The question: Did Heupel think the officiating during his team’s 34-20 loss against Alabama football was one-sided toward the Crimson Tide?
He never did answer. But Tennessee fans were unhappy with the way some of the calls in the game went, from a defensive holding call on an Alabama pass that went well out of bounds, to a bizarre fair catch called for by a player who didn’t catch the kick, which pinned the Volunteers at their own four-yard line.
There was plenty else to be unhappy with as well. The Volunteers blew a 20-6 halftime lead on their way to a Third Saturday in October loss.
“Second half, we just weren’t good enough. From me, to our coaches, to our players, gotta be able to play for 60 minutes against a good football team and on the road. Extremely disappointed with the outcome. I told the guys in the locker room. ‘They compete, man.’ They do. We don’t play smart enough at times, but they compete, and I’d go with these guys anywhere.”

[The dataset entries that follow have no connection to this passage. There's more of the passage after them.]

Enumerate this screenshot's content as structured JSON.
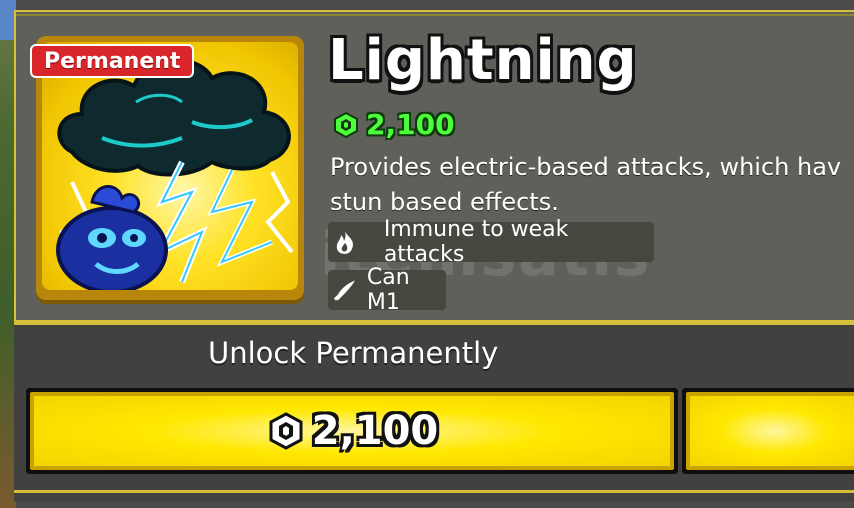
{
  "item": {
    "badge": "Permanent",
    "name": "Lightning",
    "price": "2,100",
    "description_line1": "Provides electric-based attacks, which hav",
    "description_line2": "stun based effects."
  },
  "abilities": [
    {
      "icon": "fire-icon",
      "label": "Immune to weak attacks"
    },
    {
      "icon": "sword-slash-icon",
      "label": "Can M1"
    }
  ],
  "purchase": {
    "heading": "Unlock Permanently",
    "button_price": "2,100",
    "button_icon": "robux-icon"
  },
  "colors": {
    "price_green": "#4dff3a",
    "button_yellow": "#ffe800",
    "badge_red": "#d8262b",
    "border_gold": "#d3bd3a"
  }
}
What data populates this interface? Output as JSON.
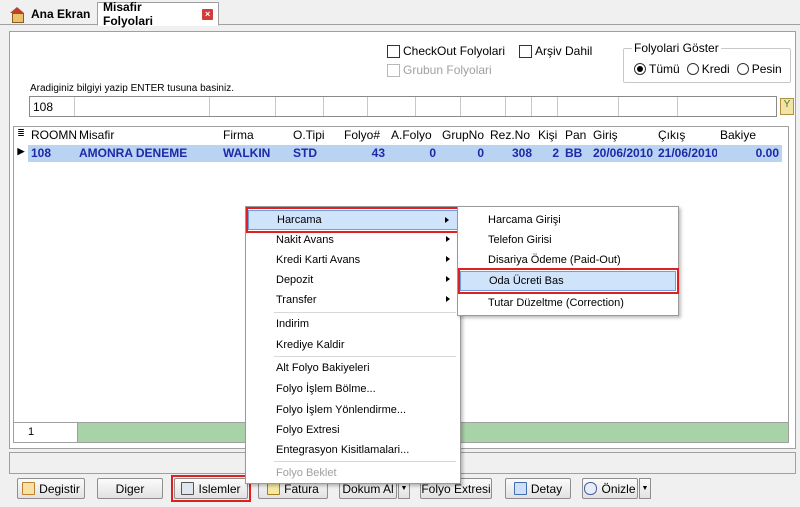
{
  "tabs": {
    "home": "Ana Ekran",
    "active": "Misafir Folyolari",
    "close": "×"
  },
  "filters": {
    "checkout": "CheckOut Folyolari",
    "archive": "Arşiv Dahil",
    "group": "Grubun Folyolari",
    "group_title": "Folyolari Göster",
    "radios": [
      "Tümü",
      "Kredi",
      "Pesin"
    ],
    "hint": "Aradiginiz bilgiyi yazip ENTER tusuna basiniz.",
    "search_value": "108",
    "search_btn": "Y"
  },
  "grid": {
    "headers": [
      "ROOMN",
      "Misafir",
      "Firma",
      "O.Tipi",
      "Folyo#",
      "A.Folyo",
      "GrupNo",
      "Rez.No",
      "Kişi",
      "Pan",
      "Giriş",
      "Çıkış",
      "Bakiye"
    ],
    "row": [
      "108",
      "AMONRA DENEME",
      "WALKIN",
      "STD",
      "43",
      "0",
      "0",
      "308",
      "2",
      "BB",
      "20/06/2010",
      "21/06/2010",
      "0.00"
    ],
    "row_marker": "▶",
    "header_marker": "≣",
    "footer_count": "1"
  },
  "menu": {
    "items": [
      "Harcama",
      "Nakit Avans",
      "Kredi Karti Avans",
      "Depozit",
      "Transfer",
      "Indirim",
      "Krediye Kaldir",
      "Alt Folyo Bakiyeleri",
      "Folyo İşlem Bölme...",
      "Folyo İşlem Yönlendirme...",
      "Folyo Extresi",
      "Entegrasyon Kisitlamalari...",
      "Folyo Beklet"
    ]
  },
  "submenu": {
    "items": [
      "Harcama Girişi",
      "Telefon Girisi",
      "Disariya Ödeme (Paid-Out)",
      "Oda Ücreti Bas",
      "Tutar Düzeltme (Correction)"
    ]
  },
  "toolbar": {
    "degistir": "Degistir",
    "diger": "Diger",
    "islemler": "Islemler",
    "fatura": "Fatura",
    "dokum": "Dokum Al",
    "extresi": "Folyo Extresi",
    "detay": "Detay",
    "onizle": "Önizle"
  }
}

Tennessee has had trouble stopping big momentum shifts during road games. The Volunteers, now 5-2 on the season, 2-2 in SEC play, lost earlier in the season against Florida in a similar manner.
After the Alabama game, Heupel was asked how to stop those shifts away from Neyland Stadium.
“I don’t know,” Heupel said. “The communication is the only thing that’s, in my opinion, more difficult, as long as you’re settled into your job and doing that when you’re out between the white lines. Today, that’s a good football team, talking about Alabama, and we didn’t reset, refocus, and make any plays in the second half. That’s the end result.”
Heupel was also asked what caused the shift in momentum to start the third quarter. That frame began with Alabama getting the ball, and scoring two plays later, on a deep throw from Jalen Milroe to Isaiah Bond.
“They came out and hit one split zone on us and ended up getting seven,” Heupel said. “We get called for signaling fair catch on the front line on the sky kick, ball gets placed at the four. You’re in a tough situation coming out, don’t pick it up, they get an opportunity and go get some more points. At the end of the day, our guys didn’t stop competing. We weren’t smart enough. We weren’t good enough, starting with me in the second half.”